Iron Man #55 (1973): the definitive Bronze Age Thanos grail
Published in February 1973 and written and drawn by Jim Starlin, Iron Man #55 is the cornerstone of any Thanos collection. It contains the first appearance of the Mad Titan alongside that of Drax the Destroyer — two characters central to both the Marvel cosmic universe and, since 2014, the MCU. Starlin conceived Thanos during psychology classes, drawing on Freud's concept of the death drive (Thanatos); editor Roy Thomas reportedly pushed him to "beef up" an initial design judged too close to DC's Metron, nudging it toward Darkseid.
Our eBay estimator returns a median of €9 across 73 listings in June 2026 — a solid volume, but a figure dominated by ungraded and low-grade copies (CGC 1.0 to 5.0) that account for most secondary-market activity. At the high-grade end, the picture is radically different: a CGC 9.8 double-cover copy — a printing defect that produced a prized variant — set the issue record at $13,025 at ComicLink in August 2013. Subsequent CGC 9.8 sales without the double-cover premium have landed in the $7,200–$9,600 range based on documented sales between 2019 and 2022. CGC 9.4 copies have traded around $3,000 and CGC 9.6 copies around $5,000 in the recent market. Specialists note that well-centered copies of this issue are particularly scarce in high grade, which explains the premium commanded by pristine examples.
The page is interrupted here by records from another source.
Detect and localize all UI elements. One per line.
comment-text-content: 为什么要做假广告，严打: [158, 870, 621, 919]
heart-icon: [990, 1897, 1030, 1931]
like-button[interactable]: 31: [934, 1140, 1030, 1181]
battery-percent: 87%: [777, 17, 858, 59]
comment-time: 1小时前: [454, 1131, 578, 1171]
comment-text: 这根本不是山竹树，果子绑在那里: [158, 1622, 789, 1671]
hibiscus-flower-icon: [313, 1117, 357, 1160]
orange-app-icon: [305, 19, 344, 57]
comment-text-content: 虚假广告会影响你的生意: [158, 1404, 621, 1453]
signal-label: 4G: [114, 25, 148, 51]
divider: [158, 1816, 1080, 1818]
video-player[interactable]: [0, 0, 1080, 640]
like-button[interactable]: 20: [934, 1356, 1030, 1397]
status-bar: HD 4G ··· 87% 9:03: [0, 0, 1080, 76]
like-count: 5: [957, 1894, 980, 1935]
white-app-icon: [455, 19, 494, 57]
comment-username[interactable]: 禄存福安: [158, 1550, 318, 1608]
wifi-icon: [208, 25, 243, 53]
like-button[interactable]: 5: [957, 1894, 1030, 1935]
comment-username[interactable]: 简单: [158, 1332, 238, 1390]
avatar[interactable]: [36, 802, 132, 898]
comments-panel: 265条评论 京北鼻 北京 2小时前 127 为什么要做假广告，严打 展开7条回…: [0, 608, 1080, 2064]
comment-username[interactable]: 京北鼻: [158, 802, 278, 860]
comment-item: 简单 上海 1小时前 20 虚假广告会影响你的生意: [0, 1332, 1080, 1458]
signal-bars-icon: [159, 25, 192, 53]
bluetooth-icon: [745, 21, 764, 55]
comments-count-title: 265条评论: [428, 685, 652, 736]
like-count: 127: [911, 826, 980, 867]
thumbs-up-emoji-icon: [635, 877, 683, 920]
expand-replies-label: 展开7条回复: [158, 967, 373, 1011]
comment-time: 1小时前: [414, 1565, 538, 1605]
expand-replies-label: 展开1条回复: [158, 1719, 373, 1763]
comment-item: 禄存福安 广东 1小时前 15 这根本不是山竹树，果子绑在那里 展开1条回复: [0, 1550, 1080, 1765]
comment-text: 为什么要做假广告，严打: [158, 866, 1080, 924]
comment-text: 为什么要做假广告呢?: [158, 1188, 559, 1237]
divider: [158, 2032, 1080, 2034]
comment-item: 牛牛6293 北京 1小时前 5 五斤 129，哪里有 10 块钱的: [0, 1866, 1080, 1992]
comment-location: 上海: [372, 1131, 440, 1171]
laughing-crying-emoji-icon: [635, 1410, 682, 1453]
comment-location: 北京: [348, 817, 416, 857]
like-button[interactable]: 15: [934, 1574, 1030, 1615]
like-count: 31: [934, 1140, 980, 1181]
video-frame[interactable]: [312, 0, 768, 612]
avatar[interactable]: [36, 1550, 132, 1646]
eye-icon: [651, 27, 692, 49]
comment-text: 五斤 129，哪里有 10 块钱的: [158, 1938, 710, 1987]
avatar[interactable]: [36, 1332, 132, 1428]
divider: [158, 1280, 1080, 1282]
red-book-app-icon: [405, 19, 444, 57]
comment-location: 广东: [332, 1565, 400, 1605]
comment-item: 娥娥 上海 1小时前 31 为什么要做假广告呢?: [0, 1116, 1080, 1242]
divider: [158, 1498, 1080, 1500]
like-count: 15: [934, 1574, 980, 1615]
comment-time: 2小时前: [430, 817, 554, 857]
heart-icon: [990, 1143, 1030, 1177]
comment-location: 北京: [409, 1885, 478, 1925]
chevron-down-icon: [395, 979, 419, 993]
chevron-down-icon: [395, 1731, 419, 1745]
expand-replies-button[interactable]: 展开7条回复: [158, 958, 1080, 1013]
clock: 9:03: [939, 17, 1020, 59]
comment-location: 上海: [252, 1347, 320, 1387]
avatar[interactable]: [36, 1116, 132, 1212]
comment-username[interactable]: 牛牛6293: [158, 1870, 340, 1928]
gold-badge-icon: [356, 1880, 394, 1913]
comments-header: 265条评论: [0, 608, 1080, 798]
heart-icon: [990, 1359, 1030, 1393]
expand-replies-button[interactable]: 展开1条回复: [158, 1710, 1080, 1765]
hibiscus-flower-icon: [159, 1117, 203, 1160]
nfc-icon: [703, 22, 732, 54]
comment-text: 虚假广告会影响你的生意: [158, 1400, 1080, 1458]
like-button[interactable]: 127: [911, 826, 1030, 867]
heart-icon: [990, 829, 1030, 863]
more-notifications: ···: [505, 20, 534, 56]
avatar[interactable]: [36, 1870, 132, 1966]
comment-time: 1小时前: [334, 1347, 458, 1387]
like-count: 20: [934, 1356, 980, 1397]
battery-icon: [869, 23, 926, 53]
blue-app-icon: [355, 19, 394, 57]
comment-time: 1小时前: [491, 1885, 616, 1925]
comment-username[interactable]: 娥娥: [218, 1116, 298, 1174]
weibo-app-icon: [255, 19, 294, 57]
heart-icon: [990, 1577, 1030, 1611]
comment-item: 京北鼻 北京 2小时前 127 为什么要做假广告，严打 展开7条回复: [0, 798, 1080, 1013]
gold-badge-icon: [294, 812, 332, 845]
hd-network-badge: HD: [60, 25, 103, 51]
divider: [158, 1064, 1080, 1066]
Silver Surfer #34 (1990): Thanos reborn
Published in February 1990, written by Jim Starlin with art by Ron Lim, Silver Surfer #34 marks Thanos's return to continuity after thirteen years — his last in-continuity appearance before this was his death in Marvel Two-in-One Annual #2 (1977). This resurrection sets the stage for Thanos Quest #1–2 (1990) and The Infinity Gauntlet (1991). Our estimator returns a median of €19 across 55 listings — an active entry-level market, with a meaningful but undocumented premium on high-grade CGC copies.
Avengers #125 (1974) and the Captain Marvel saga
Avengers #125 (July 1974) is a key chapter in the Thanos War — the Bronze Age arc running primarily through Captain Marvel #25–33 (1973–1974) under Starlin's creative direction. Our estimator returns a median of €9 across 54 listings for Avengers #125, a solid volume for this crossover issue. The Mar-Vell Captain Marvel run of this period remains less prominent on the secondary market than the Iron Man and Silver Surfer keys, but it represents the core of Starlin's foundational Thanos narrative.
The Infinity Gauntlet (1991): the modern peak
The Infinity Gauntlet #1–6 (July–December 1991) is the defining Thanos story: script by Jim Starlin, art by George Perez (issues 1–3) and Ron Lim (issues 4–6). The arc in which Thanos assembles the six Infinity Gems to eliminate half the universe's population directly inspired the Avengers: Infinity War / Endgame film duology. CGC 9.8 copies of The Infinity Gauntlet #1 trade actively on the secondary market, but our estimator does not cover this series and no isolated public auction record was found in the sources consulted — GoCollect and Heritage Auctions remain the best sources for tracking recent sales on this title.